| Safe Haskell | Safe |
|---|---|
| Language | Haskell98 |
Data.Algorithms.KMP
Description
This module implements the Knuth-Morris-Pratt algorithm. It can search a word in a text in O(m+n) time, where m and n are the length of the word and the text.
This module can apply on any list of instance of Eq.
Donald Knuth; James H. Morris, Jr, Vaughan Pratt (1977). Fast pattern matching in strings. SIAM Journal on Computing 6 (2): 323-350. doi:10.1137/0206024
Sample usage:
let word = "abababcaba" text = "abababababcabababcababbb" kmpTable = build word result = match kmpTable text -- the result should be [4, 11]
Synopsis
- data Table a
- type MatchState = Int
- build :: Eq a => [a] -> Table a
- matchSingle :: Eq a => Table a -> MatchState -> a -> (Bool, MatchState)
- match :: Eq a => Table a -> [a] -> [Int]
Documentation
type MatchState = Int Source #
build :: Eq a => [a] -> Table a Source #
The build function eats a pattern (list of some Eq) and generates a KMP table.
The time and space complexities are both O(length of the pattern)
matchSingle :: Eq a => Table a -> MatchState -> a -> (Bool, MatchState) Source #
The matchSingle function takes the KMP table, the current state of the matching and the next
element in the sequence and returns whether it finished a matching sequence along with the new
state.
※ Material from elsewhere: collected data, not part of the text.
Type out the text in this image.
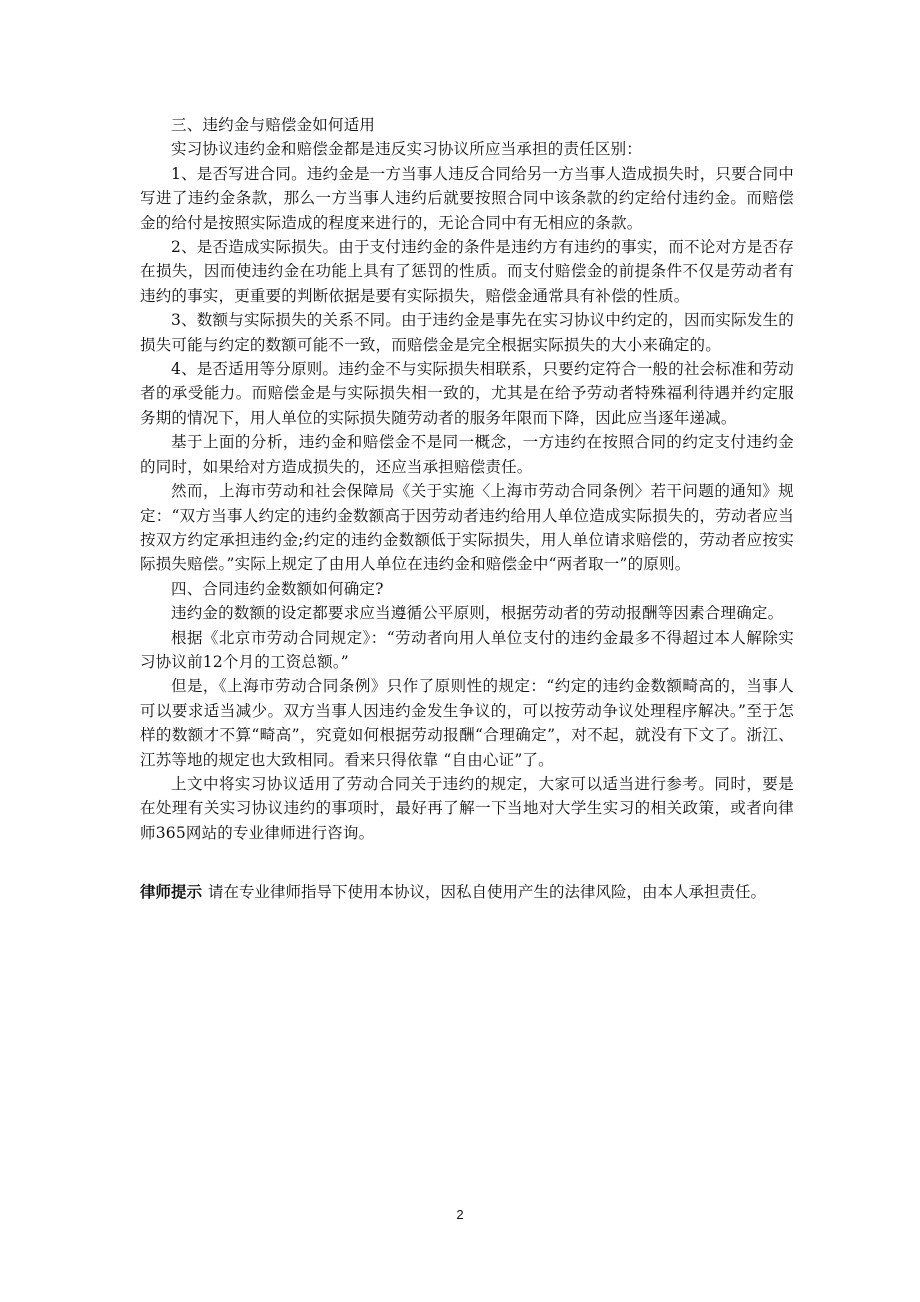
三、违约金与赔偿金如何适用

实习协议违约金和赔偿金都是违反实习协议所应当承担的责任区别：

1、是否写进合同。违约金是一方当事人违反合同给另一方当事人造成损失时，只要合同中写进了违约金条款，那么一方当事人违约后就要按照合同中该条款的约定给付违约金。而赔偿金的给付是按照实际造成的程度来进行的，无论合同中有无相应的条款。

2、是否造成实际损失。由于支付违约金的条件是违约方有违约的事实，而不论对方是否存在损失，因而使违约金在功能上具有了惩罚的性质。而支付赔偿金的前提条件不仅是劳动者有违约的事实，更重要的判断依据是要有实际损失，赔偿金通常具有补偿的性质。

3、数额与实际损失的关系不同。由于违约金是事先在实习协议中约定的，因而实际发生的损失可能与约定的数额可能不一致，而赔偿金是完全根据实际损失的大小来确定的。

4、是否适用等分原则。违约金不与实际损失相联系，只要约定符合一般的社会标准和劳动者的承受能力。而赔偿金是与实际损失相一致的，尤其是在给予劳动者特殊福利待遇并约定服务期的情况下，用人单位的实际损失随劳动者的服务年限而下降，因此应当逐年递减。

基于上面的分析，违约金和赔偿金不是同一概念，一方违约在按照合同的约定支付违约金的同时，如果给对方造成损失的，还应当承担赔偿责任。

然而，上海市劳动和社会保障局《关于实施〈上海市劳动合同条例〉若干问题的通知》规定：“双方当事人约定的违约金数额高于因劳动者违约给用人单位造成实际损失的，劳动者应当按双方约定承担违约金;约定的违约金数额低于实际损失，用人单位请求赔偿的，劳动者应按实际损失赔偿。”实际上规定了由用人单位在违约金和赔偿金中“两者取一”的原则。

四、合同违约金数额如何确定?

违约金的数额的设定都要求应当遵循公平原则，根据劳动者的劳动报酬等因素合理确定。

根据《北京市劳动合同规定》：“劳动者向用人单位支付的违约金最多不得超过本人解除实习协议前12个月的工资总额。”

但是，《上海市劳动合同条例》只作了原则性的规定：“约定的违约金数额畸高的，当事人可以要求适当减少。双方当事人因违约金发生争议的，可以按劳动争议处理程序解决。”至于怎样的数额才不算“畸高”，究竟如何根据劳动报酬“合理确定”，对不起，就没有下文了。浙江、江苏等地的规定也大致相同。看来只得依靠 “自由心证”了。

上文中将实习协议适用了劳动合同关于违约的规定，大家可以适当进行参考。同时，要是在处理有关实习协议违约的事项时，最好再了解一下当地对大学生实习的相关政策，或者向律师365网站的专业律师进行咨询。

律师提示 请在专业律师指导下使用本协议，因私自使用产生的法律风险，由本人承担责任。
2
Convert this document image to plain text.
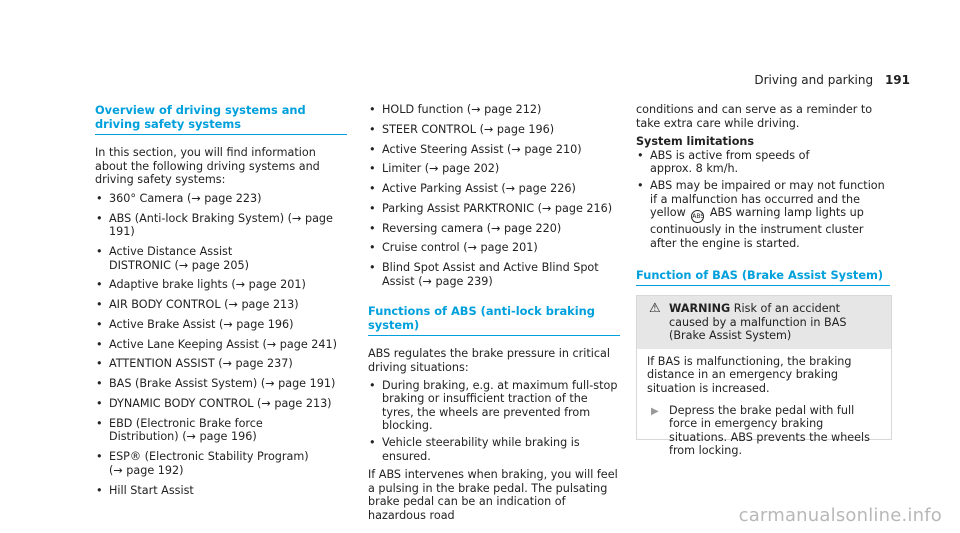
Driving and parking 191
Overview of driving systems and driving safety systems

In this section, you will find information about the following driving systems and driving safety systems:

• 360° Camera (→ page 223)
• ABS (Anti-lock Braking System) (→ page 191)
• Active Distance Assist DISTRONIC (→ page 205)
• Adaptive brake lights (→ page 201)
• AIR BODY CONTROL (→ page 213)
• Active Brake Assist (→ page 196)
• Active Lane Keeping Assist (→ page 241)
• ATTENTION ASSIST (→ page 237)
• BAS (Brake Assist System) (→ page 191)
• DYNAMIC BODY CONTROL (→ page 213)
• EBD (Electronic Brake force Distribution) (→ page 196)
• ESP® (Electronic Stability Program) (→ page 192)
• Hill Start Assist
• HOLD function (→ page 212)
• STEER CONTROL (→ page 196)
• Active Steering Assist (→ page 210)
• Limiter (→ page 202)
• Active Parking Assist (→ page 226)
• Parking Assist PARKTRONIC (→ page 216)
• Reversing camera (→ page 220)
• Cruise control (→ page 201)
• Blind Spot Assist and Active Blind Spot Assist (→ page 239)
Functions of ABS (anti-lock braking system)

ABS regulates the brake pressure in critical driving situations:

• During braking, e.g. at maximum full-stop braking or insufficient traction of the tyres, the wheels are prevented from blocking.
• Vehicle steerability while braking is ensured.

If ABS intervenes when braking, you will feel a pulsing in the brake pedal. The pulsating brake pedal can be an indication of hazardous road

conditions and can serve as a reminder to take extra care while driving.

System limitations

• ABS is active from speeds of approx. 8 km/h.
• ABS may be impaired or may not function if a malfunction has occurred and the yellow ABS ABS warning lamp lights up continuously in the instrument cluster after the engine is started.
Function of BAS (Brake Assist System)
⚠ WARNING Risk of an accident caused by a malfunction in BAS (Brake Assist System)

If BAS is malfunctioning, the braking distance in an emergency braking situation is increased.

▶ Depress the brake pedal with full force in emergency braking situations. ABS prevents the wheels from locking.
carmanualsonline.info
This is useful if your input doesn't come in a list or you need other flexibilities.
The matching state is just an integer representing how long of a pattern prefix has been matched already. Therefore the initial state should be 0 if you start with an empty sequence.
match :: Eq a => Table a -> [a] -> [Int] Source #
The match function takes the KMP table and a list to be searched (might be infinite)
and then generates the search results as a list of every matched begining (might be infinite).
The time complexity is O(length of the pattern + length of the searched list)